Badan-badan Perserikatan Bangsa-Bangsa (PBB), dan beberapa organisasi nirlaba internasional pada Sabtu (12/10) mengungkapkan "kekhawatiran yang mendalam" atas rencana Houthi Yaman untuk mengajukan tuntutan pidana terhadap sejumlah besar staf mereka yang "ditahan secara sewenang-wenang." Mereka mendesak para pemberontak tersebut untuk segera membebaskan para tahanan.
Pemerintah Houthi yang didukung Iran menahan puluhan staf dari PBB dan organisasi kemanusiaan lainnya, sebagian besar sejak Juni, karena tuduhan bahwa mereka anggota adalah "jaringan mata-mata Amerika Serikat-Israel. PBB menolak tudingan itu.
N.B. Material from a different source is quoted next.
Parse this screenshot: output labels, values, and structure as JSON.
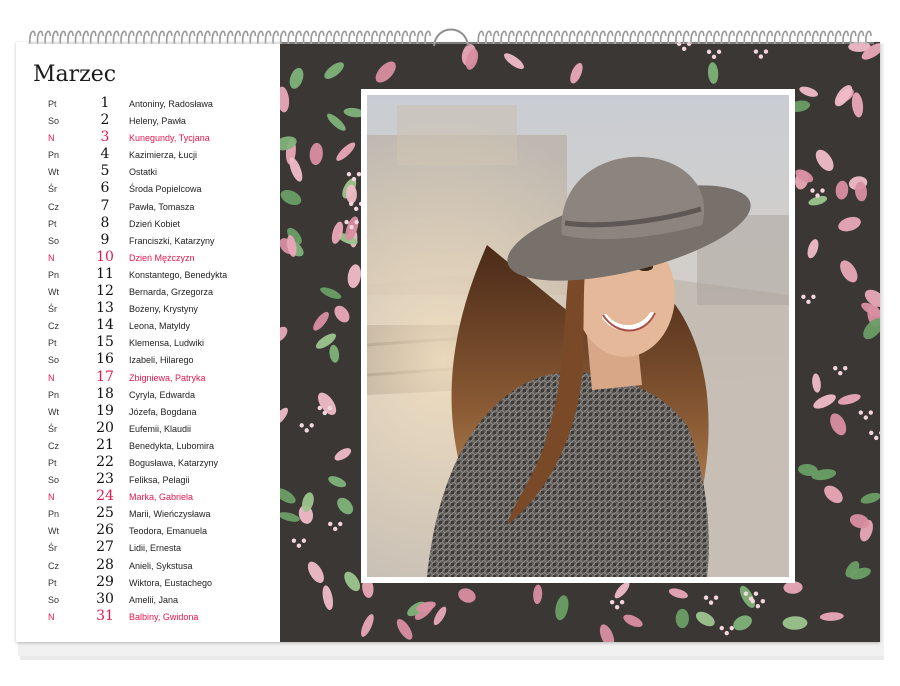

"Kami sangat khawatir tentang laporan mengenai rujukan untuk 'penuntutan pidana' oleh otoritas de facto Houthi terhadap banyak rekan kerja yang ditahan secara sewenang-wenang," ujar sebuah pernyataan yang ditandatangani oleh para pemimpin entitas PBB yang terdampak =, dan organisasi nirlaba internasional.
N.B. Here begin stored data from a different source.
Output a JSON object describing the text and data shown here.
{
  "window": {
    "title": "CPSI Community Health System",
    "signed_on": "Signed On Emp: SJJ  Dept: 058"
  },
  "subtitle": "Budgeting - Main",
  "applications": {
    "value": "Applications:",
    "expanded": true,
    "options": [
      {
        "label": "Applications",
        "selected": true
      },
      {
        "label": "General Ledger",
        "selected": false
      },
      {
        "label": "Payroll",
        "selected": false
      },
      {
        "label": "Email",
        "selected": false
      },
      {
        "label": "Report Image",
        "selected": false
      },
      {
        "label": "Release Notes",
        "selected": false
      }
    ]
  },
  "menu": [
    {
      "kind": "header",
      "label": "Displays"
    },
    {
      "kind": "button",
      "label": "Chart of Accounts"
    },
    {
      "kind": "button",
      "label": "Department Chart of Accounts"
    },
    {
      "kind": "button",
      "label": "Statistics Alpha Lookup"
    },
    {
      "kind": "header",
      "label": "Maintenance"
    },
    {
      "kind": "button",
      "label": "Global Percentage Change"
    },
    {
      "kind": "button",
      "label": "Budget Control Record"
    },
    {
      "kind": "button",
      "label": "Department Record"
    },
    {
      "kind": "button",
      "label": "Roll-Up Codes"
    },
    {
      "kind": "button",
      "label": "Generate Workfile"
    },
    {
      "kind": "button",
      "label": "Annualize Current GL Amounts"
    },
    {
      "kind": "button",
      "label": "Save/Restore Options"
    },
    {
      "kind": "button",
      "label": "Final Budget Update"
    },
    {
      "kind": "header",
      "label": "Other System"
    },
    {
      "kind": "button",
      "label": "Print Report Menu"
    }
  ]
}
Otoritas Houthi belum mengeluarkan pernyataan apa pun terkait hal ini.
Para penandatangan pernyataan tersebut termasuk di antaranya Kepala WHO Tedros Adhanom Ghebreyesus, Kepala UNESCO Audrey Azoulay, Kepala Hak Asasi Manusia PBB Volker Turk, dan Direktur Eksekutif Oxfam International Amitabh Behar.
Menurut kelompok hak asasi manusia, Houthi telah menculik, menahan secara sewenang-wenang, dan menyiksa ratusan warga sipil, termasuk pekerja PBB dan LSM, sejak perang saudara di Yaman pecah pada 2014.
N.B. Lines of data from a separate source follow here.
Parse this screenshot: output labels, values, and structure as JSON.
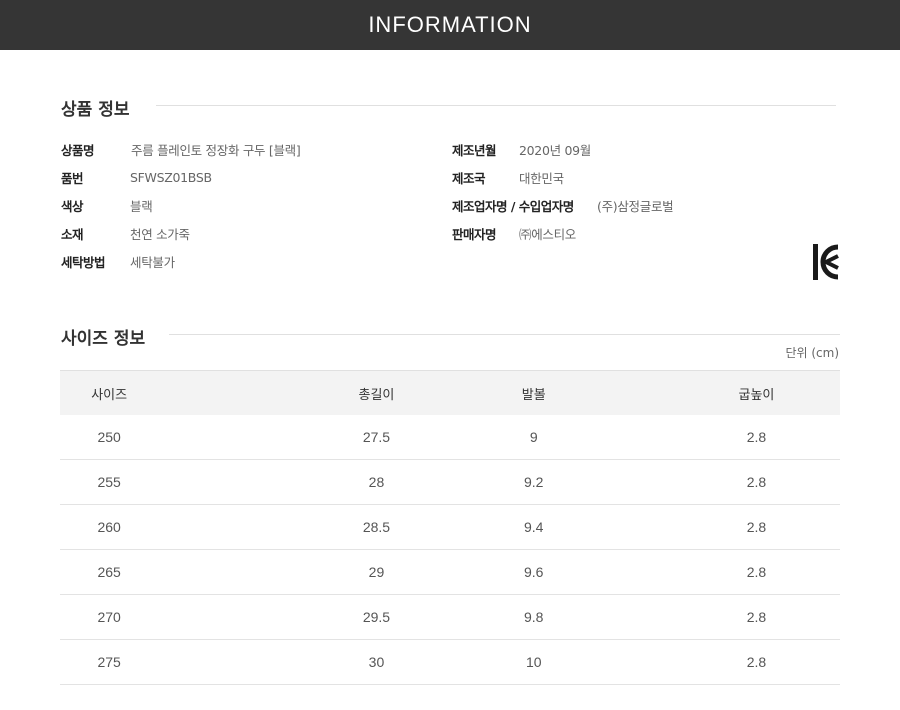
{
  "header": {
    "title": "INFORMATION"
  },
  "product_section": {
    "title": "상품 정보",
    "left": [
      {
        "key": "상품명",
        "value": "주름 플레인토 정장화 구두 [블랙]"
      },
      {
        "key": "품번",
        "value": "SFWSZ01BSB"
      },
      {
        "key": "색상",
        "value": "블랙"
      },
      {
        "key": "소재",
        "value": "천연 소가죽"
      },
      {
        "key": "세탁방법",
        "value": "세탁불가"
      }
    ],
    "right": [
      {
        "key": "제조년월",
        "value": "2020년 09월"
      },
      {
        "key": "제조국",
        "value": "대한민국"
      },
      {
        "key": "제조업자명 / 수입업자명",
        "value": "(주)삼정글로벌"
      },
      {
        "key": "판매자명",
        "value": "㈜에스티오"
      }
    ],
    "kc_mark_color": "#1a1a1a"
  },
  "size_section": {
    "title": "사이즈 정보",
    "unit": "단위 (cm)",
    "columns": [
      "사이즈",
      "총길이",
      "발볼",
      "굽높이"
    ],
    "rows": [
      [
        "250",
        "27.5",
        "9",
        "2.8"
      ],
      [
        "255",
        "28",
        "9.2",
        "2.8"
      ],
      [
        "260",
        "28.5",
        "9.4",
        "2.8"
      ],
      [
        "265",
        "29",
        "9.6",
        "2.8"
      ],
      [
        "270",
        "29.5",
        "9.8",
        "2.8"
      ],
      [
        "275",
        "30",
        "10",
        "2.8"
      ]
    ]
  },
  "colors": {
    "header_bg": "#353535",
    "table_head_bg": "#f3f3f3",
    "rule": "#e0e0e0"
  }
}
Pada Juni, kelompok Houthi kembali menahan 13 personel PBB, termasuk enam karyawan Kantor Hak Asasi Manusia, dan lebih dari 50 staf LSM, ditambah seorang anggota staf kedutaan.
Kelompok Houthi mengklaim berhasil menangkap "jaringan mata-mata Amerika-Israel" yang beroperasi di bawah kedok organisasi kemanusiaan, tuduhan yang dengan tegas ditolak oleh Kantor Hak Asasi Manusia PBB.
Dua staf hak asasi manusia PBB lainnya ditahan masing-masing sejak November 2021, dan Agustus 2023. Mereka semua ditahan tanpa mendapatkan akses komunikasi.
BACA JUGA: Houthi Serang Kapal Tanker di Lepas Pantai YamanPada awal Agustus, Houthi menyerbu kantor UNHCR, memaksa staf untuk menyerahkan kunci, dan menyita dokumen serta properti, sebelum mengembalikannya pada akhir bulan itu.
Para penandatangan pernyataan pada Sabtu (12/10) mengulangi "permohonan mendesak untuk pembebasan segera dan tanpa syarat" bagi semua staf yang ditahan.
Houthi menyerbu ibu kota Sanaa pada 2014 dan menguasai sebagian besar kota-kota besar di negara itu. Mereka memaksa pemerintah, yang diakui secara internasional, untuk melarikan diri ke Aden.
Sebuah koalisi yang dipimpin Saudi melakukan intervensi pada 2015 untuk membantu pemerintah yang terkepung.
Perang di Yaman mengakibatkan ratusan ribu orang tewas, dan memicu salah satu krisis kemanusiaan terburuk di dunia. Sejak negosiasi gencatan senjata enam bulan yang dimediasi oleh PBB pada April 2022, pertempuran menurun secara signifikan. [ah/ft]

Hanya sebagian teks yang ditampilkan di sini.